确定吸入一氧化氮(NO)对患有急性呼吸窘迫综合征和肺动脉高压的婴幼儿的肺血管功能剂量反应。
前瞻性临床观察研究。
一家拥有168张床位的儿童医院的13张床位的儿科重症监护病房。
需要机械通气且氧合指数大于10的婴幼儿。
患有严重急性呼吸窘迫综合征的儿童在常规机械通气未能改善病情后接受NO吸入治疗。吸入的NO以百万分之10开始,每隔10分钟依次滴定至20、40、60和80 ppm。肺血管阻力指数(PVRI)至少降低30%,或平均肺动脉压至少降低10%,或低氧血症评分至少增加20%,或氧合指数较治疗前值至少降低20%,被视为治疗反应。在依次滴定后,有反应的儿童接受与治疗反应相关的最低剂量的持续吸入NO。
14名儿童接受了15次NO吸入试验(中位年龄63.4个月;范围0.4至201个月)。1名患者在滴定阶段病情恶化,与NO治疗无关,该患者退出研究方案。治疗前平均(±标准差)氧合指数为35±15,在吸入80 ppm NO时降至32±20(p = 0.01)。10名儿童进行了肺动脉导管测量。7名儿童(70%)的PVRI降低了30%或更多。

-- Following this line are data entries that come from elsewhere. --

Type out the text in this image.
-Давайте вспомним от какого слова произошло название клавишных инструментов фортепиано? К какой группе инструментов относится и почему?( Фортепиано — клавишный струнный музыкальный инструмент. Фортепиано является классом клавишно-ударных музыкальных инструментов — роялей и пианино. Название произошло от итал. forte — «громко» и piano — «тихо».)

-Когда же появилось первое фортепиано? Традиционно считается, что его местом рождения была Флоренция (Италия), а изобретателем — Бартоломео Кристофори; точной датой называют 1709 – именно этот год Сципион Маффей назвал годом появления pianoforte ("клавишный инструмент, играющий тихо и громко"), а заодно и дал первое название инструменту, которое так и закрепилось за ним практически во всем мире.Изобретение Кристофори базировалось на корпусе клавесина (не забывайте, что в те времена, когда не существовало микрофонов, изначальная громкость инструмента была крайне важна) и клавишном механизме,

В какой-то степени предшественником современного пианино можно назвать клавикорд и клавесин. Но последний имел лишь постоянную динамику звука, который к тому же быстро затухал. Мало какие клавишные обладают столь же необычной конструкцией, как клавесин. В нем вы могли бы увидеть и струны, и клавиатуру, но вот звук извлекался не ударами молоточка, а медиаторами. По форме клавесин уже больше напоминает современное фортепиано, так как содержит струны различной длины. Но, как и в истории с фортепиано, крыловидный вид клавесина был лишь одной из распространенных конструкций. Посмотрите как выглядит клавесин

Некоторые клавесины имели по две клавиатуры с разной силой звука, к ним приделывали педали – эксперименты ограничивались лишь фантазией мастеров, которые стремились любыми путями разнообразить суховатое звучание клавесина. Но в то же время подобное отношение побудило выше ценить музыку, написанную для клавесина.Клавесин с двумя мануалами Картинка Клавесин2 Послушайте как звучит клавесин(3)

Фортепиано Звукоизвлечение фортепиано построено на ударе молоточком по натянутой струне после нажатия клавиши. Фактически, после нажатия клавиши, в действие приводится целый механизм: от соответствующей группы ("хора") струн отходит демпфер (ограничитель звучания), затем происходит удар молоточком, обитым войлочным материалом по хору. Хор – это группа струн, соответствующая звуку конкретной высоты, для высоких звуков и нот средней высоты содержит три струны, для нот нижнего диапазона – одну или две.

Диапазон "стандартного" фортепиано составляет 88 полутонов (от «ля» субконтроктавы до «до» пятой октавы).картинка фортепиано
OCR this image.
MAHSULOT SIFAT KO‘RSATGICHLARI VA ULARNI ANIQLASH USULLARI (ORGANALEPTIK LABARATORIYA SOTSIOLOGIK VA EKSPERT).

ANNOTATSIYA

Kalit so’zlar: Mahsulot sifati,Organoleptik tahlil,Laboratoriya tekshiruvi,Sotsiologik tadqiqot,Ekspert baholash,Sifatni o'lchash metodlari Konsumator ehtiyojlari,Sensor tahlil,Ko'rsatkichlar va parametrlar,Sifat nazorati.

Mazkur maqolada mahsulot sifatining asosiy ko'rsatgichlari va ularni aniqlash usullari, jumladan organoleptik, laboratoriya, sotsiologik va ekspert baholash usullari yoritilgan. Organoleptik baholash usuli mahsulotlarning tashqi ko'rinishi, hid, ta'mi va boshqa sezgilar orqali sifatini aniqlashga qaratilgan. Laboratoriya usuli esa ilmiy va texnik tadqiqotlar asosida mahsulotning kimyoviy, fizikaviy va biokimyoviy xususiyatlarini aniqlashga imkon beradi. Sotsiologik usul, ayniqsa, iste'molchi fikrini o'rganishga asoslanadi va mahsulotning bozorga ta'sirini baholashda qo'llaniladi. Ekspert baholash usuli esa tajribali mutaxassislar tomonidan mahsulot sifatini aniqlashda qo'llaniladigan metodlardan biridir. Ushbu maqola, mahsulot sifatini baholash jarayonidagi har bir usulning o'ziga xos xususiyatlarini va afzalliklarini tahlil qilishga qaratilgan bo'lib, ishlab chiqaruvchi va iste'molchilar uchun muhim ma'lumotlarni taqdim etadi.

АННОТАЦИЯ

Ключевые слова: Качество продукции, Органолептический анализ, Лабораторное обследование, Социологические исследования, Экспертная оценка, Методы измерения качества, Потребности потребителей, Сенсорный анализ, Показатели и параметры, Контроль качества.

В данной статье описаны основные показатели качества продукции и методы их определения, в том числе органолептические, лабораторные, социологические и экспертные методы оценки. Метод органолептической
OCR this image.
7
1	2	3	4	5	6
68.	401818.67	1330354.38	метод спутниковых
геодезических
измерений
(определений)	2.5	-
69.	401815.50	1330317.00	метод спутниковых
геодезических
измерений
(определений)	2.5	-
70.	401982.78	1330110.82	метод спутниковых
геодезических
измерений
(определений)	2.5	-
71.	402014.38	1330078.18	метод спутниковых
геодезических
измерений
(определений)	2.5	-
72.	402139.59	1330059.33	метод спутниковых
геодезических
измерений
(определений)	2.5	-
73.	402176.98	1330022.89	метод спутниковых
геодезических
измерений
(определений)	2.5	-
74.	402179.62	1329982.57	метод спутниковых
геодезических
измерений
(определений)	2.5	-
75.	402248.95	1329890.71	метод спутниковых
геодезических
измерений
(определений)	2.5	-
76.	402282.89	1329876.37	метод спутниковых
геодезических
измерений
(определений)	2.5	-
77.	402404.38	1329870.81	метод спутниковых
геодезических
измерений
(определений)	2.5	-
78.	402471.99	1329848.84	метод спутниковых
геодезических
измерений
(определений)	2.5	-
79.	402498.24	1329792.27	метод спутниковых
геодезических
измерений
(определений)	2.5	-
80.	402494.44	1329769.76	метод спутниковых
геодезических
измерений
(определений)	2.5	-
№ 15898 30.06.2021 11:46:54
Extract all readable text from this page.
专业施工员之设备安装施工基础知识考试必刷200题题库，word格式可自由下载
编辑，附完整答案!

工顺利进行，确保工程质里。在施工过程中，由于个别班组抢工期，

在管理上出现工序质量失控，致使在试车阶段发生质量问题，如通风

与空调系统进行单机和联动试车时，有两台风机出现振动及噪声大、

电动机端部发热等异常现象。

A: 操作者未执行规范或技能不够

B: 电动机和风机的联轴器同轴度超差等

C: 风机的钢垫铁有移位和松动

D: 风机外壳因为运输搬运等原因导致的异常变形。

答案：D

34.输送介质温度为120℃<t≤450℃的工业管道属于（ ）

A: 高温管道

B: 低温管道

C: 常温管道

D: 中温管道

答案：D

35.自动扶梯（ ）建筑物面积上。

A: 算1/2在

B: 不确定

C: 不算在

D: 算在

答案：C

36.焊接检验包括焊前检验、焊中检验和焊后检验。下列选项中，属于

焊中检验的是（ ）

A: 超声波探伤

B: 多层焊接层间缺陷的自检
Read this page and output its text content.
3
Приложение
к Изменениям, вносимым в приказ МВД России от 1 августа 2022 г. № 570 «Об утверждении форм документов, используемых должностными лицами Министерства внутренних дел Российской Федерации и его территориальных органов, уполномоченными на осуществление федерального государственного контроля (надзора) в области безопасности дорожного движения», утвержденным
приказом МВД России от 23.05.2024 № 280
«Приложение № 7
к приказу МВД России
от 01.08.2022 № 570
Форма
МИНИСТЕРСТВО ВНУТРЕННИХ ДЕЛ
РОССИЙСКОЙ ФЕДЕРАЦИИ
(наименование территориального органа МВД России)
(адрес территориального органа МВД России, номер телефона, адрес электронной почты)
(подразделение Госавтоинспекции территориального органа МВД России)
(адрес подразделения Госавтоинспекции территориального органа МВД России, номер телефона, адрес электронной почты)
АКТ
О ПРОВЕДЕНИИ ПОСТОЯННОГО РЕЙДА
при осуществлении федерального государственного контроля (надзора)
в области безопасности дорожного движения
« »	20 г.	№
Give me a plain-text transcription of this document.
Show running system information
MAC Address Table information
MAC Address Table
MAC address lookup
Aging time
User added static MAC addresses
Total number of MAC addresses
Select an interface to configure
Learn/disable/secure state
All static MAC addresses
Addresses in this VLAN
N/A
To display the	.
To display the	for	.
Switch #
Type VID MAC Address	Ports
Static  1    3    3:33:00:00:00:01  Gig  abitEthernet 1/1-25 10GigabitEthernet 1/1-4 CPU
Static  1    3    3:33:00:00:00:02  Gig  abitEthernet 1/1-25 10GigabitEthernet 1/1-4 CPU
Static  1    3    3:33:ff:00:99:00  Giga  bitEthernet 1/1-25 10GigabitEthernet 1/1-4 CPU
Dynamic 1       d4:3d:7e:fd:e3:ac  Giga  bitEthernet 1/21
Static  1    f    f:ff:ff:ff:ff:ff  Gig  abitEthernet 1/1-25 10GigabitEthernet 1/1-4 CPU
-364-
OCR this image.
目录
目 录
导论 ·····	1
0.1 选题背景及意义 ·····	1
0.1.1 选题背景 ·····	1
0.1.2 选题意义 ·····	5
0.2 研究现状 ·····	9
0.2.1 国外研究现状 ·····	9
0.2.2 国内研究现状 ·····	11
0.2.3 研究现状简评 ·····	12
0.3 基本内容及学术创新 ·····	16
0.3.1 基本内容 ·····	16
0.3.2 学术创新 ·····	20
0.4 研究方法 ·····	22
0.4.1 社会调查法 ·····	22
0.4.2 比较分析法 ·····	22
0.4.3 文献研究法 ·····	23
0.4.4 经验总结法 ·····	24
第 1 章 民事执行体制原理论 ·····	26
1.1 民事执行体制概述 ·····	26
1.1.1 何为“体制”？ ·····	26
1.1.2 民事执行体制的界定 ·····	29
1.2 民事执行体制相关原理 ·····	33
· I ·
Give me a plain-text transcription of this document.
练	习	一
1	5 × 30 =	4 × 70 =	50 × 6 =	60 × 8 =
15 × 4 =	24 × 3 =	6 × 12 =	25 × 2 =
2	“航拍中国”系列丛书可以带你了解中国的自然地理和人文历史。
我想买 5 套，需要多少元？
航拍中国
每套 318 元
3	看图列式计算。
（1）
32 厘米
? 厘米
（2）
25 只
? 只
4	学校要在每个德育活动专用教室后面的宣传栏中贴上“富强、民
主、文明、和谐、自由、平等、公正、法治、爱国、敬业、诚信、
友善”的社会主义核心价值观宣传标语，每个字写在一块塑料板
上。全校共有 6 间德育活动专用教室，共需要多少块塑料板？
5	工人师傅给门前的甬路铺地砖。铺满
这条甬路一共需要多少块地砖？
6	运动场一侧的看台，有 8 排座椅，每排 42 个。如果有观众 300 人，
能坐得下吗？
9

1名儿童在滴定阶段PVRI降低最小,但在停止NO治疗后增加超过30%。治疗前平均PVRI(270±106)在吸入80 ppm NO时降至207±92达因/秒每立方厘米每平方米(p = 0.06)。治疗前平均肺动脉压(31±7)在吸入80 ppm NO时降至28±5 mmHg(p = 0.04)。6次试验(43%)显示低氧血症评分增加20%或更多。低氧血症评分的最大改善以及OI、PVRI和平均肺动脉压的降低发生在20至40 ppm的NO时。10次试验导致持续吸入NO治疗7至661.5小时,中位时间为47小时。未在任何患者中观察到全身性低血压,高铁血红蛋白最高水平为5%。
吸入NO似乎是治疗患有急性呼吸窘迫综合征的婴幼儿的一种安全但效果不一的疗法。最大剂量反应发生在吸入20至40 ppm的NO之间。接受NO治疗的儿童均未出现全身性副作用。